METEORITE YIELDS EVIDENCE OF PRIMITIVE LIFE ON EARLY MARS

A NASA research team of scientists at the Johnson Space Center (JSC), Houston, TX, and at Stanford University has found evidence that suggests primitive life may have existed on Mars more than 3.6 billion years ago. The NASA-funded team found the first organic molecules thought to be of Martian origin; several mineral features characteristic of biological activity; and possible microscopic fossils of primitive, bacteria-like organisms inside of an ancient Martian rock that fell to Earth as a meteorite.

NASA Administrator Dan Goldin says, "The evidence is exciting, even compelling, but not conclusive. It is a discovery that demands further scientific investigation. NASA is ready to assist the process of rigorous scientific investigation and lively scientific debate that will follow this discovery."

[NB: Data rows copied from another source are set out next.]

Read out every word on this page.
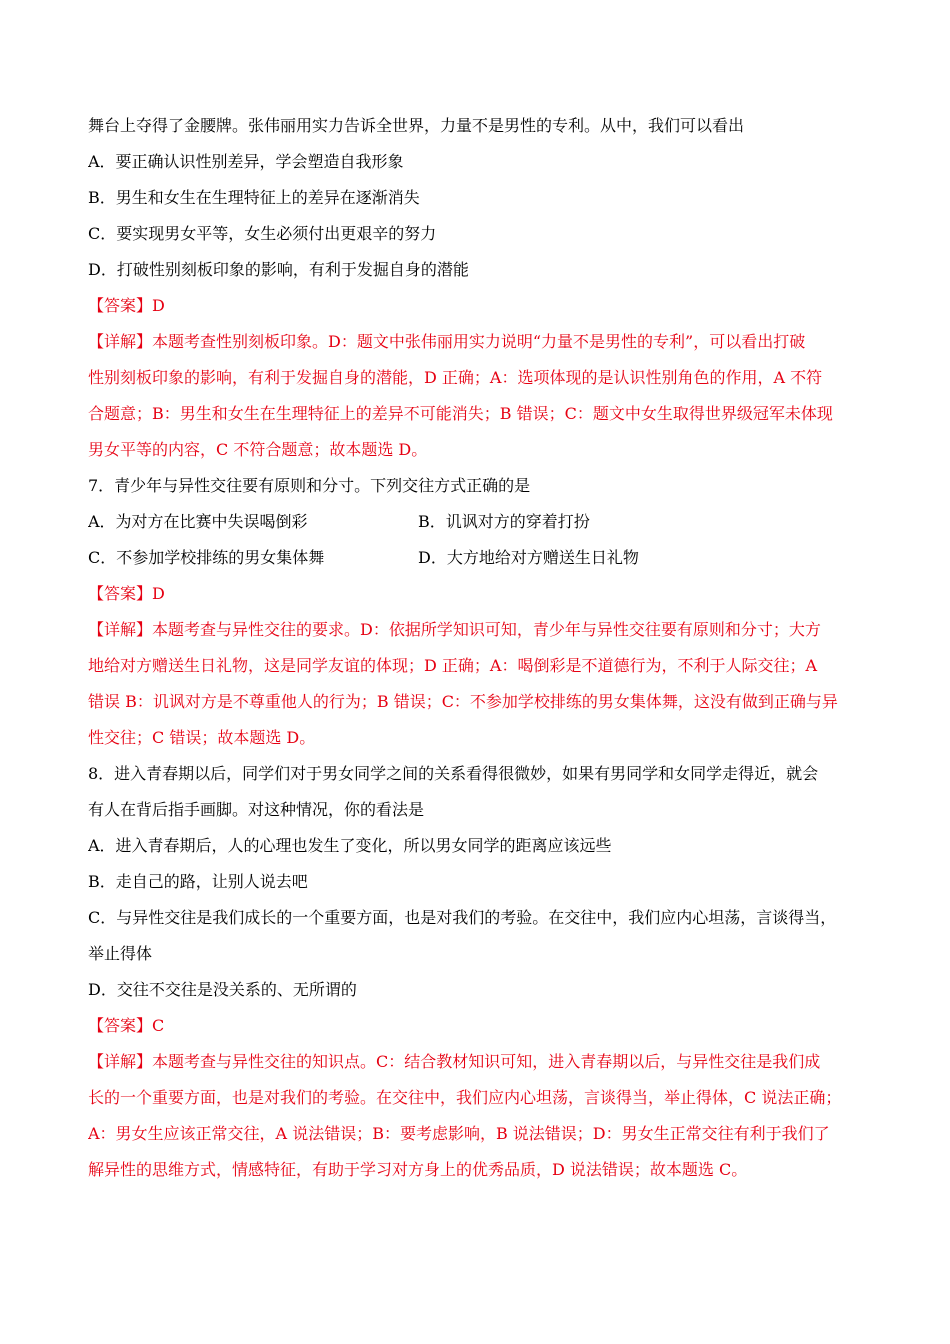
舞台上夺得了金腰牌。张伟丽用实力告诉全世界，力量不是男性的专利。从中，我们可以看出
A．要正确认识性别差异，学会塑造自我形象
B．男生和女生在生理特征上的差异在逐渐消失
C．要实现男女平等，女生必须付出更艰辛的努力
D．打破性别刻板印象的影响，有利于发掘自身的潜能
【答案】D
【详解】本题考查性别刻板印象。D：题文中张伟丽用实力说明“力量不是男性的专利”，可以看出打破
性别刻板印象的影响，有利于发掘自身的潜能，D 正确；A：选项体现的是认识性别角色的作用，A 不符
合题意；B：男生和女生在生理特征上的差异不可能消失；B 错误；C：题文中女生取得世界级冠军未体现
男女平等的内容，C 不符合题意；故本题选 D。
7．青少年与异性交往要有原则和分寸。下列交往方式正确的是
A．为对方在比赛中失误喝倒彩	B．讥讽对方的穿着打扮
C．不参加学校排练的男女集体舞	D．大方地给对方赠送生日礼物
【答案】D
【详解】本题考查与异性交往的要求。D：依据所学知识可知，青少年与异性交往要有原则和分寸；大方
地给对方赠送生日礼物，这是同学友谊的体现；D 正确；A：喝倒彩是不道德行为，不利于人际交往；A
错误 B：讥讽对方是不尊重他人的行为；B 错误；C：不参加学校排练的男女集体舞，这没有做到正确与异
性交往；C 错误；故本题选 D。
8．进入青春期以后，同学们对于男女同学之间的关系看得很微妙，如果有男同学和女同学走得近，就会
有人在背后指手画脚。对这种情况，你的看法是
A．进入青春期后，人的心理也发生了变化，所以男女同学的距离应该远些
B．走自己的路，让别人说去吧
C．与异性交往是我们成长的一个重要方面，也是对我们的考验。在交往中，我们应内心坦荡，言谈得当，
举止得体
D．交往不交往是没关系的、无所谓的
【答案】C
【详解】本题考查与异性交往的知识点。C：结合教材知识可知，进入青春期以后，与异性交往是我们成
长的一个重要方面，也是对我们的考验。在交往中，我们应内心坦荡，言谈得当，举止得体，C 说法正确；
A：男女生应该正常交往，A 说法错误；B：要考虑影响，B 说法错误；D：男女生正常交往有利于我们了
解异性的思维方式，情感特征，有助于学习对方身上的优秀品质，D 说法错误；故本题选 C。
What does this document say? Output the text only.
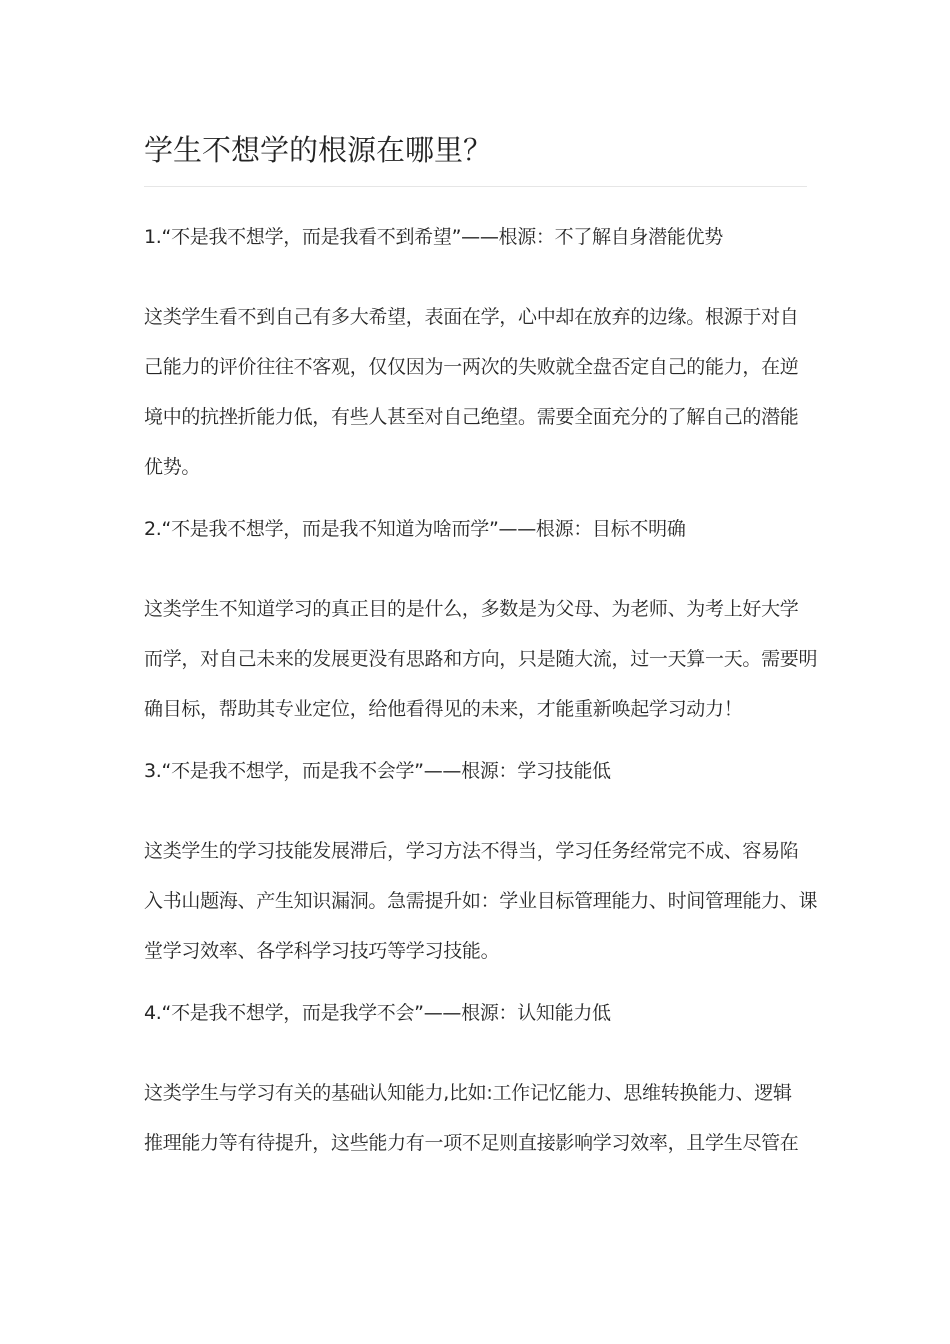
学生不想学的根源在哪里？

1.“不是我不想学，而是我看不到希望”——根源：不了解自身潜能优势

这类学生看不到自己有多大希望，表面在学，心中却在放弃的边缘。根源于对自
己能力的评价往往不客观，仅仅因为一两次的失败就全盘否定自己的能力，在逆
境中的抗挫折能力低，有些人甚至对自己绝望。需要全面充分的了解自己的潜能
优势。

2.“不是我不想学，而是我不知道为啥而学”——根源：目标不明确

这类学生不知道学习的真正目的是什么，多数是为父母、为老师、为考上好大学
而学，对自己未来的发展更没有思路和方向，只是随大流，过一天算一天。需要明
确目标，帮助其专业定位，给他看得见的未来，才能重新唤起学习动力！

3.“不是我不想学，而是我不会学”——根源：学习技能低

这类学生的学习技能发展滞后，学习方法不得当，学习任务经常完不成、容易陷
入书山题海、产生知识漏洞。急需提升如：学业目标管理能力、时间管理能力、课
堂学习效率、各学科学习技巧等学习技能。

4.“不是我不想学，而是我学不会”——根源：认知能力低

这类学生与学习有关的基础认知能力,比如:工作记忆能力、思维转换能力、逻辑
推理能力等有待提升，这些能力有一项不足则直接影响学习效率，且学生尽管在
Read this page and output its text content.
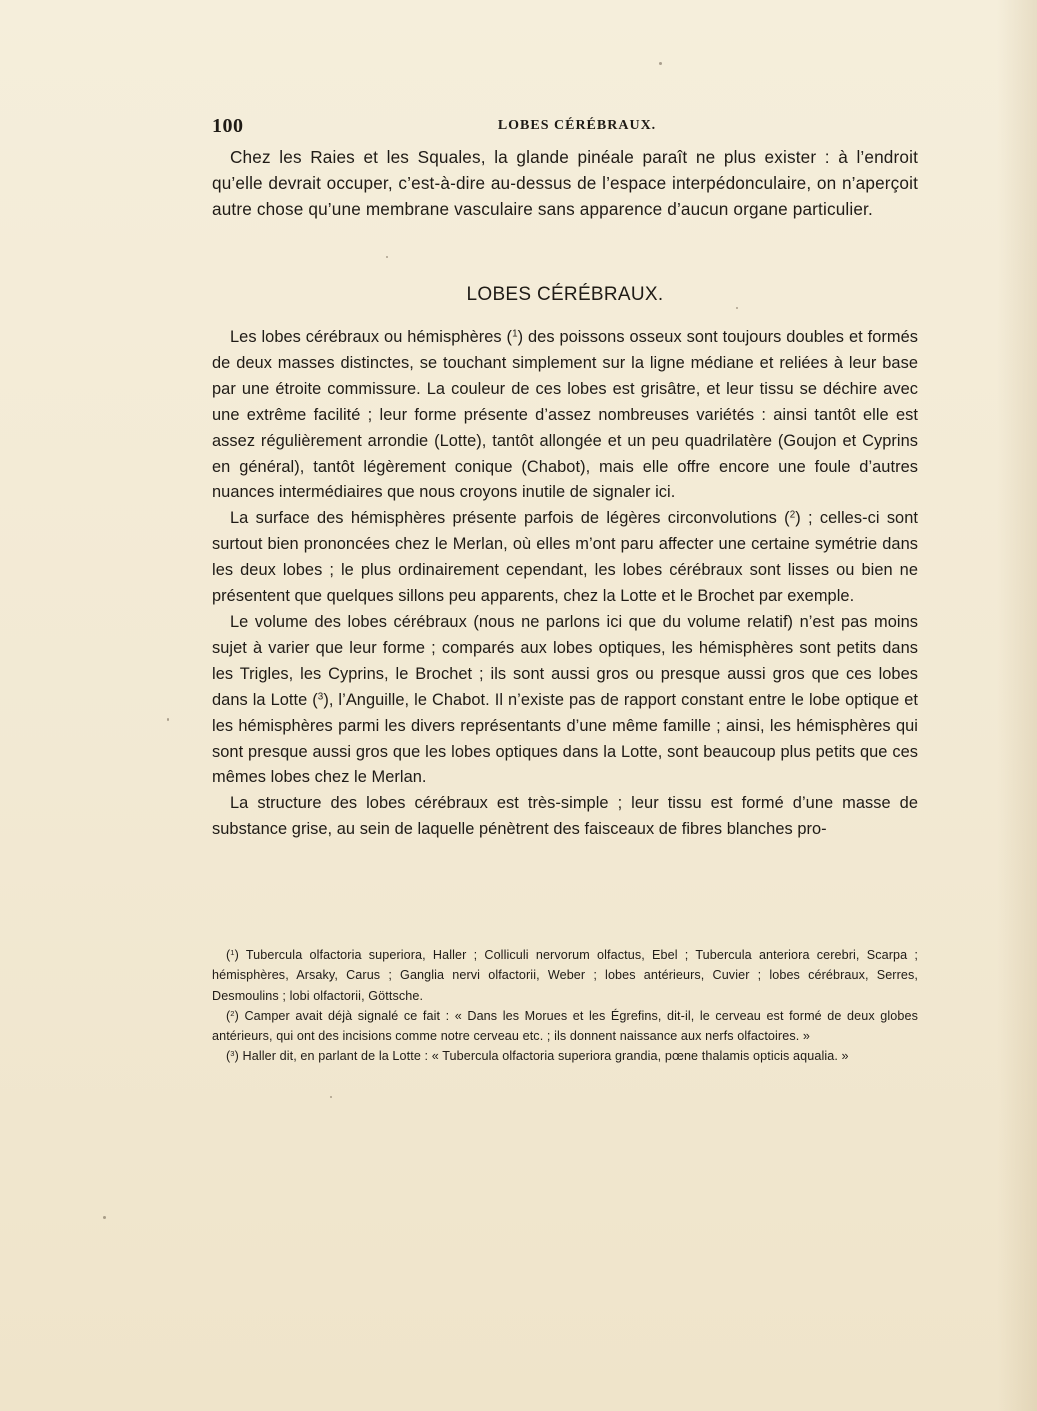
100	LOBES CÉRÉBRAUX.

Chez les Raies et les Squales, la glande pinéale paraît ne plus exister : à l’endroit qu’elle devrait occuper, c’est-à-dire au-dessus de l’espace interpédonculaire, on n’aperçoit autre chose qu’une membrane vasculaire sans apparence d’aucun organe particulier.

LOBES CÉRÉBRAUX.

Les lobes cérébraux ou hémisphères ($^1$) des poissons osseux sont toujours doubles et formés de deux masses distinctes, se touchant simplement sur la ligne médiane et reliées à leur base par une étroite commissure. La couleur de ces lobes est grisâtre, et leur tissu se déchire avec une extrême facilité ; leur forme présente d’assez nombreuses variétés : ainsi tantôt elle est assez régulièrement arrondie (Lotte), tantôt allongée et un peu quadrilatère (Goujon et Cyprins en général), tantôt légèrement conique (Chabot), mais elle offre encore une foule d’autres nuances intermédiaires que nous croyons inutile de signaler ici.

La surface des hémisphères présente parfois de légères circonvolutions ($^2$) ; celles-ci sont surtout bien prononcées chez le Merlan, où elles m’ont paru affecter une certaine symétrie dans les deux lobes ; le plus ordinairement cependant, les lobes cérébraux sont lisses ou bien ne présentent que quelques sillons peu apparents, chez la Lotte et le Brochet par exemple.

Le volume des lobes cérébraux (nous ne parlons ici que du volume relatif) n’est pas moins sujet à varier que leur forme ; comparés aux lobes optiques, les hémisphères sont petits dans les Trigles, les Cyprins, le Brochet ; ils sont aussi gros ou presque aussi gros que ces lobes dans la Lotte ($^3$), l’Anguille, le Chabot. Il n’existe pas de rapport constant entre le lobe optique et les hémisphères parmi les divers représentants d’une même famille ; ainsi, les hémisphères qui sont presque aussi gros que les lobes optiques dans la Lotte, sont beaucoup plus petits que ces mêmes lobes chez le Merlan.

La structure des lobes cérébraux est très-simple ; leur tissu est formé d’une masse de substance grise, au sein de laquelle pénètrent des faisceaux de fibres blanches pro-

($^1$) Tubercula olfactoria superiora, Haller ; Colliculi nervorum olfactus, Ebel ; Tubercula anteriora cerebri, Scarpa ; hémisphères, Arsaky, Carus ; Ganglia nervi olfactorii, Weber ; lobes antérieurs, Cuvier ; lobes cérébraux, Serres, Desmoulins ; lobi olfactorii, Göttsche.

($^2$) Camper avait déjà signalé ce fait : « Dans les Morues et les Égrefins, dit-il, le cerveau est formé de deux globes antérieurs, qui ont des incisions comme notre cerveau etc. ; ils donnent naissance aux nerfs olfactoires. »

($^3$) Haller dit, en parlant de la Lotte : « Tubercula olfactoria superiora grandia, pœne thalamis opticis aqualia. »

The two-year investigation was co-led by JSC planetary scientists Dr. David McKay, Dr. Everett Gibson and Kathie Thomas-Keprta of Lockheed-Martin, with the major collaboration of a Stanford team headed by Professor of Chemistry Dr. Richard Zare, as well as six other NASA and university research partners.

"There is not any one finding that leads us to believe that this is evidence of past life on Mars. Rather, it is a combination of many things that we have found," McKay said. "They include Stanford's detection of an apparently unique pattern of organic molecules, carbon compounds that are the basis of life. We also found several unusual mineral phases that are known products of primitive microscopic organisms on Earth. Structures that could be microsopic fossils seem to support all of this. The relationship of all of these things in terms of location - within a few hundred thousandths of an inch of one another - is the most compelling evidence."

The igneous rock in the 4.2-pound, potato-sized meteorite has been age-dated to about 4.5 billion years, the period when the planet Mars formed. Between 3.6 billion and 4 billion years ago, a time when it is generally thought that the planet was warmer and wetter, water is believed to have penetrated fractures in the subsurface rock, possibly forming an underground water system.

Since the water was saturated with carbon dioxide from the Martian atmosphere, carbonate minerals were deposited in the fractures. The team's findings indicate living organisms also may have assisted in the formation of the carbonate, and some remains of the microscopic organisms may have become fossilized. It is in the tiny globs of carbonate that the researchers found a number of features that can be interpreted as suggesting past life. Stanford researchers found easily detectable amounts of organic molecules called polycyclic aromatic hydrocarbons (PAHs) concentrated in the vicinity of the carbonate. Researchers at JSC found mineral compounds commonly associated with microscopic organisms and the possible microscopic fossil structures.

The largest of the possible fossils are less than 1/100 the diameter of a human hair, and most are about 1/1000 the diameter of a human hair - small enough that it would take about a thousand laid end-to-end to span the dot at the end of this sentence. Some are egg-shaped while others are tubular. In appearance and size, the structures are strikingly similar to microscopic fossils of the tiniest bacteria found on Earth.

The meteorite, called ALH84001, was found in 1984 in Allan Hills ice field, Antarctica, by an annual expedition of the National Science Foundation's Antarctic Meteorite Program. It was preserved for study in JSC's Meteorite Processing Laboratory and its possible Martian origin was not recognized until 1993. It is one of only 12 meteorites identified so far that match the unique Martian chemistry measured by the Viking spacecraft that landed on Mars in 1976. ALH84001 is by far the oldest of the 12 Martian meteorites, more than three times as old as any other.

Many of the team's findings were made possible only because of very recent technological advances in high-resolution scanning electron microscopy and laser mass spectrometry. Only a few years ago, many of the features that they report were undetectable. Although past studies of this meteorite and others of Martian origin failed to detect evidence of past life, they were generally performed using lower levels of magnification, without the benefit of the technology used in this research. The recent discovery of extremely small bacteria on Earth, called nanobacteria, prompted the team to perform this work at a much finer scale than past efforts.